In order to understand the potential dose differences that would arise between simulations and measurements if machine specific effects on the x-ray beam's intensity throughout its entirety, such as the anode heel effect, were not modeled within the Al equivalent length bowtie filter description, a symmetric full-bowtie profile was constructed and used within Monte Carlo simulations of the head AP protocol. Figure 9 shows a full-bowtie profile derived from measuring half of the bowtie profile and assuming symmetry around the central axis overlaid on the full-bowtie profile measured in its entirety. Clearly there is asymmetry about the axis within the region that would constitute the collimated x-ray beam for the protocol used (See Table 2). Table 5 shows the differences between simulations and measurements if the bowtie profile that assumes symmetry was used within Monte Carlo simulations of the head AP protocol. The difference is most notable at the lateral in-phantom measurement location on the side of the bowtie profile that was assumed to be symmetric.
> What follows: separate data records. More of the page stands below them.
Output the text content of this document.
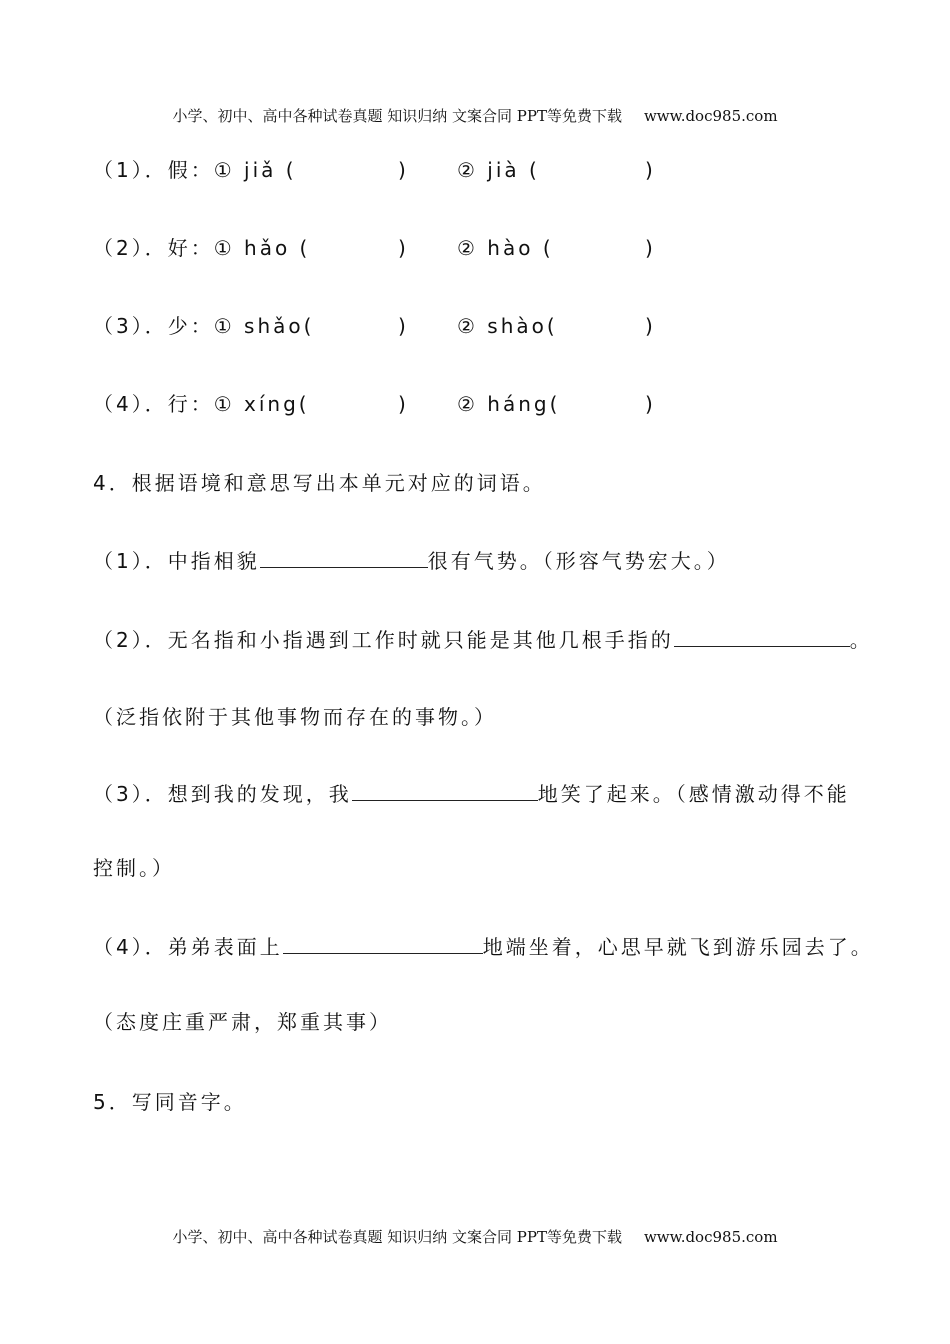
小学、初中、高中各种试卷真题 知识归纳 文案合同 PPT等免费下载 www.doc985.com
（1）．假：① jiǎ (	) ② jià (	)
（2）．好：① hǎo (	) ② hào (	)
（3）．少：① shǎo(	) ② shào(	)
（4）．行：① xíng(	) ② háng(	)
4．根据语境和意思写出本单元对应的词语。
（1）．中指相貌	很有气势。（形容气势宏大。）
（2）．无名指和小指遇到工作时就只能是其他几根手指的	。
（泛指依附于其他事物而存在的事物。）
（3）．想到我的发现，我	地笑了起来。（感情激动得不能
控制。）
（4）．弟弟表面上	地端坐着，心思早就飞到游乐园去了。
（态度庄重严肃，郑重其事）
5．写同音字。
小学、初中、高中各种试卷真题 知识归纳 文案合同 PPT等免费下载 www.doc985.com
Had machine specific effects on the x-ray beam intensity not been taken into account within the source models used in this investigation, it is reasonable to conclude that simulation results beyond the head AP protocol would not have agreed so nicely with the measurements because of the asymmetry present in the machine used in this study.

Figure 9.

Symmetric full-bowtie profile and full-bowtie profile measured in its entirety.

Table 5.

Comparison of measured and simulated imaging dose for the head AP protocol using a symmetric full-bowtie profile.

	Measurement	MCNPX
Location	(mGy/mAs)	(mGy/mAs)	% Diff.
1	3.69 × 10−02	3.57 × 10−02	−3.25
2	1.09 × 10−01	1.02 × 10−01	−6.42
3	8.99 × 10−03	8.52 × 10−03	−5.23
4	1.53 × 10−02	1.46 × 10−02	−4.58
5	2.22 × 10−02	1.66 × 10−02	−25.23
Average % Diff. (SD)			−8.94 (9.18)

In this investigation, an equivalent source model, originally developed for CT dose quantification, has been successfully adapted for use in Monte Carlo simulations of dose from the radiographic and CBCT modes of operation of the OBI. A careful validation has been performed and the results demonstrate the accuracy of this measurement-based approach to reproduce in-phantom measurements for an assortment of technical settings and parameters of the OBI. Protocols utilizing the full- and half-bowtie, a variety of beam energies, the full- and half-fan mode and a full- and partial-scan were all validated using the equivalent source model. Future work will focus on anthropomorphic and patient-specific dose assessment.